The basic costs of defending a trademark vary primarily according to the attorney time necessary, which depends on factors such as the number of classes and the number and type of legal issues raised.

What is the best strategy for dealing with infringement?

Through searches, we try to confirm the infringement as much as possible, and to calculate the financial damage suffered by the trademark owner due to the infringement. The strategy in general corresponds to that regarding patents, including sending warning letters, with a lawsuit as a last resort.

What are the most common mistakes trademark owners make?

After registration, some trademark owners don’t use their trademarks or don’t use them correctly, eg, by not collecting evidence of use. Japan’s Trademark Law allows a trademark to be cancelled if it is not used for three years. Also, if a trademark owner’s business is expanding, it might forget to file new applications to register the same trademark in new classes of goods or services.

Have there been any changes to the trademark law(s) in the last 12 months?

As of 2015, “new” trademarks are protectable in Japan. A mark that consists of a colour, or colours or specific sounds, is eligible for protection as a trademark.

Commerce and industry associations, chambers of commerce and industry, and not-for-profit organisations have been added to the list of organisations entitled to obtain the registration of a regional collective trademark (article 7 bis of the Paris Convention).

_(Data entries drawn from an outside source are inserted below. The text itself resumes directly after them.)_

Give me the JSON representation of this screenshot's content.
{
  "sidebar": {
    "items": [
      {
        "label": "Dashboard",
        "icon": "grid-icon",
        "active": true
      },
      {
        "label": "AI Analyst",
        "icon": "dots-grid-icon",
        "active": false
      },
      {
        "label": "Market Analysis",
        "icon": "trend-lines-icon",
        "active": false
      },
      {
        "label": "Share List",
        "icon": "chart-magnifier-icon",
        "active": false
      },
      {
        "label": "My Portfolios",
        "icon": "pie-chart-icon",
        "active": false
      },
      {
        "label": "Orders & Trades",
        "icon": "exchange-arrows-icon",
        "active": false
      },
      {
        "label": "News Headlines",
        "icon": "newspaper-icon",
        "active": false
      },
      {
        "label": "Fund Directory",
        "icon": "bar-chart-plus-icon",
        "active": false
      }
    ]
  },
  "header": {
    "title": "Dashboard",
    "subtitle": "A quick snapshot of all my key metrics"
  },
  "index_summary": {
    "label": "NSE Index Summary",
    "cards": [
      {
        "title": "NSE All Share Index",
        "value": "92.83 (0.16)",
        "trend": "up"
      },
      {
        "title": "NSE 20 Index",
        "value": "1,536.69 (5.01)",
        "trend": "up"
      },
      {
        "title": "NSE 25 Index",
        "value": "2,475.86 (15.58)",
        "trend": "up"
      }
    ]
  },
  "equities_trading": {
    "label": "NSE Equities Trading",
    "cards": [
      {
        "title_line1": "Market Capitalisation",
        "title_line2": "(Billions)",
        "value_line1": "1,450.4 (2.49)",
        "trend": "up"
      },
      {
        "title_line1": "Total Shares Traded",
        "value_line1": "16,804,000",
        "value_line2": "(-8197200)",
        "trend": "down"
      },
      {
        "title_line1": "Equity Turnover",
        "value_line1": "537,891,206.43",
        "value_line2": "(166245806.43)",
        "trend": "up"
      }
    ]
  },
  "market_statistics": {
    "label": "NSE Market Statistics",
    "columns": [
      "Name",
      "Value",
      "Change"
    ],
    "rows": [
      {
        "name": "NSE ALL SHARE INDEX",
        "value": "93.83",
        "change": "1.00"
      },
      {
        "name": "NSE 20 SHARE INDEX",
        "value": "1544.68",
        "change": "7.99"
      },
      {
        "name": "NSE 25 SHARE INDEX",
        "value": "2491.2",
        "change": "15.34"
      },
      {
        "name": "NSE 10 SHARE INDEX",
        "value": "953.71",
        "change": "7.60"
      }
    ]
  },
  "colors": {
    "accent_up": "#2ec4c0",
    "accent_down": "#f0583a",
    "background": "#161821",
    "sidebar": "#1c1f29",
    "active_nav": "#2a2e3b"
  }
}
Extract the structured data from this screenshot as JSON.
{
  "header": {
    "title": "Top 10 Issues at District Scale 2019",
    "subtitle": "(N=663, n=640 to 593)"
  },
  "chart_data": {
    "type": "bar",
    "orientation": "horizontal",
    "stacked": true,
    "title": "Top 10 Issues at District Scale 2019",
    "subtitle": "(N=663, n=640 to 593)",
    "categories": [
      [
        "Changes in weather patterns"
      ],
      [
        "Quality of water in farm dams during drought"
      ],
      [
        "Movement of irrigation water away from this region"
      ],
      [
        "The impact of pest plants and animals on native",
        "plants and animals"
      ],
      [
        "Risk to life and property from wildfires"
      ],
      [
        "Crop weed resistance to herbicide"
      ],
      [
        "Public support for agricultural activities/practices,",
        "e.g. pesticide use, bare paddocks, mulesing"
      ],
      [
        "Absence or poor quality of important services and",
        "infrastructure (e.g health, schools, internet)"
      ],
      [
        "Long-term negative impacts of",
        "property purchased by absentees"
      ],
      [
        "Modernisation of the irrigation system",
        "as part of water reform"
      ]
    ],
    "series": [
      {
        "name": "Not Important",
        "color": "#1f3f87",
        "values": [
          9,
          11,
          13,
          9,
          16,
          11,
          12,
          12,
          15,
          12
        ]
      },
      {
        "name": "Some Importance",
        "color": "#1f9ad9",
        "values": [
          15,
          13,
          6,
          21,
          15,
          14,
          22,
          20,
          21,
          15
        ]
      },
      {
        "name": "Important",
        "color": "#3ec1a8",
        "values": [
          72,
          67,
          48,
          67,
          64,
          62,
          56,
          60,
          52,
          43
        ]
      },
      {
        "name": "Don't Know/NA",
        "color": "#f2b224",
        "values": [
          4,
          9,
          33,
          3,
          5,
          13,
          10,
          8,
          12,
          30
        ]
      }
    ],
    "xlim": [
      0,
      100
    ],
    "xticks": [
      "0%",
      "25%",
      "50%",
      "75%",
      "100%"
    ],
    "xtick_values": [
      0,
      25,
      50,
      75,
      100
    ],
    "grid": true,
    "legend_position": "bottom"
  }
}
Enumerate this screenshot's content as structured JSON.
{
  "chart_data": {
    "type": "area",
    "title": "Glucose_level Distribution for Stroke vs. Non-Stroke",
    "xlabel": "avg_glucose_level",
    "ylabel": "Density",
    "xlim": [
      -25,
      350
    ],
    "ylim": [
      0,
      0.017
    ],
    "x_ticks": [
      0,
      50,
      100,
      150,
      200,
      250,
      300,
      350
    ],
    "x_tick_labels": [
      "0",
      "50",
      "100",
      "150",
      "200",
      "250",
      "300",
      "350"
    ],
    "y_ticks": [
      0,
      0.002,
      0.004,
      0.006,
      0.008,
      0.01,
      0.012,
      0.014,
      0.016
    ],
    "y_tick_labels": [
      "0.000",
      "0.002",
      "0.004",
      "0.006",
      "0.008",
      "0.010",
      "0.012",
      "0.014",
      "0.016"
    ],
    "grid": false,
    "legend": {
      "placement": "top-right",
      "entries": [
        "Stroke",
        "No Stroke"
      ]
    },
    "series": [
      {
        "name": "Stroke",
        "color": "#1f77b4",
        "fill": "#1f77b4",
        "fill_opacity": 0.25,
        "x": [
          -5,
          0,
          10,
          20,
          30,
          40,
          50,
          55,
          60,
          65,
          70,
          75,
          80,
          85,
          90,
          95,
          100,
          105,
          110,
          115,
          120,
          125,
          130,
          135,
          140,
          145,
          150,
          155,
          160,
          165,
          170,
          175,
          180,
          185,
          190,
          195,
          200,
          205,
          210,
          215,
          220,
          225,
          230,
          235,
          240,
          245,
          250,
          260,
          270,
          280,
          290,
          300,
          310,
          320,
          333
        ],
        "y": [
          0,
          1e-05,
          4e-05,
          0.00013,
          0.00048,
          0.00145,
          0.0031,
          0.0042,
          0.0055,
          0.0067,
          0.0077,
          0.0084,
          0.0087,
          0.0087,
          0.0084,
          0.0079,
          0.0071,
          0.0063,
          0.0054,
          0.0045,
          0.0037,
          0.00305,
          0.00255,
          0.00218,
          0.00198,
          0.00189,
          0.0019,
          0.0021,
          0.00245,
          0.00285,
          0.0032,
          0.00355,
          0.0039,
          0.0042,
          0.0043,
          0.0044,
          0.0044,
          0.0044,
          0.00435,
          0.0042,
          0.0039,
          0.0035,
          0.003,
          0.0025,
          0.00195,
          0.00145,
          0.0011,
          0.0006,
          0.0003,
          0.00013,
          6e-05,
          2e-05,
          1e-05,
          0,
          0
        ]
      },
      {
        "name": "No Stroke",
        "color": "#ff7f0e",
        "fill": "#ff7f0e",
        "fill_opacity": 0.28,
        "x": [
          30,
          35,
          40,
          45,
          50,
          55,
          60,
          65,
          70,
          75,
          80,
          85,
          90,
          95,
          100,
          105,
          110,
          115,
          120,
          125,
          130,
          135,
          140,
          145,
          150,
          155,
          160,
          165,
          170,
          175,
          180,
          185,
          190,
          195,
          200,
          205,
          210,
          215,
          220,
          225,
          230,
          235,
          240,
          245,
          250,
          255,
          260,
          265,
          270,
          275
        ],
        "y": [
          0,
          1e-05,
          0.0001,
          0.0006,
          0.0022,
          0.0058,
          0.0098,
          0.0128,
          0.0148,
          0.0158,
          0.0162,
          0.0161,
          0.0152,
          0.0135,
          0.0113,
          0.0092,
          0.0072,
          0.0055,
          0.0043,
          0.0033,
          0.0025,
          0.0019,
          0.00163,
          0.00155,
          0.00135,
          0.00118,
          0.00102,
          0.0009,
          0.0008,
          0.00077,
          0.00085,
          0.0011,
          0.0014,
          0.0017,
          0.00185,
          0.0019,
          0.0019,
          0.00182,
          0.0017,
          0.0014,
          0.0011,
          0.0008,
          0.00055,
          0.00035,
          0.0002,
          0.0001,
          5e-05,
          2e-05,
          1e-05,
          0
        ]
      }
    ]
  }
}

What are the key challenges to copyright owners in your jurisdiction?

Japan’s copyright registration system is weak with respect to maintaining evidence. Therefore, although under the Berne Convention it is not necessary to file and register a copyright, when copyright registration is sought we also submit the material to Japan’s Cultural Affairs Agency. We also make an abstract for the copyright, and/or attach photos and/or digital software-code data as appropriate.

How should people ensure they are protected against copyright infringement?

If a copyright holder has enough evidence to confirm the date of the work’s creation, infringement litigation is much easier to undertake. We strongly urge the copyright owner to keep its copyrighted material, proof of creation, etc, with a third party as evidence. Registration of copyright at Japan’s Agency for Cultural Affairs is useful.

What is the best way to deal with infringement, and what are the costs associated with it?

First, determine if infringement is actually occurring. If yes, send a warning letter and take action based on the reply. The costs typically are:

•  Infringement confirmation: JPY50,000 ($416) to 100,000

•  Warning letters (up to three times): JPY60,000 to 100,000

•   Lawsuit: JPY500,000 to 1,000,000

Have there been any changes to the copyright law(s) in the last 12 months?

The Japan Copyright Act now specifies (i) that a person can use neighbouring rights the same as an unknown rights holder (article 67); and (ii) how a person can use neighbouring rights of an unknown rights holder (article 103).

Also what constitutes ‘reasonable effort’ in searching for unknown rights holders has been clarified (article 67).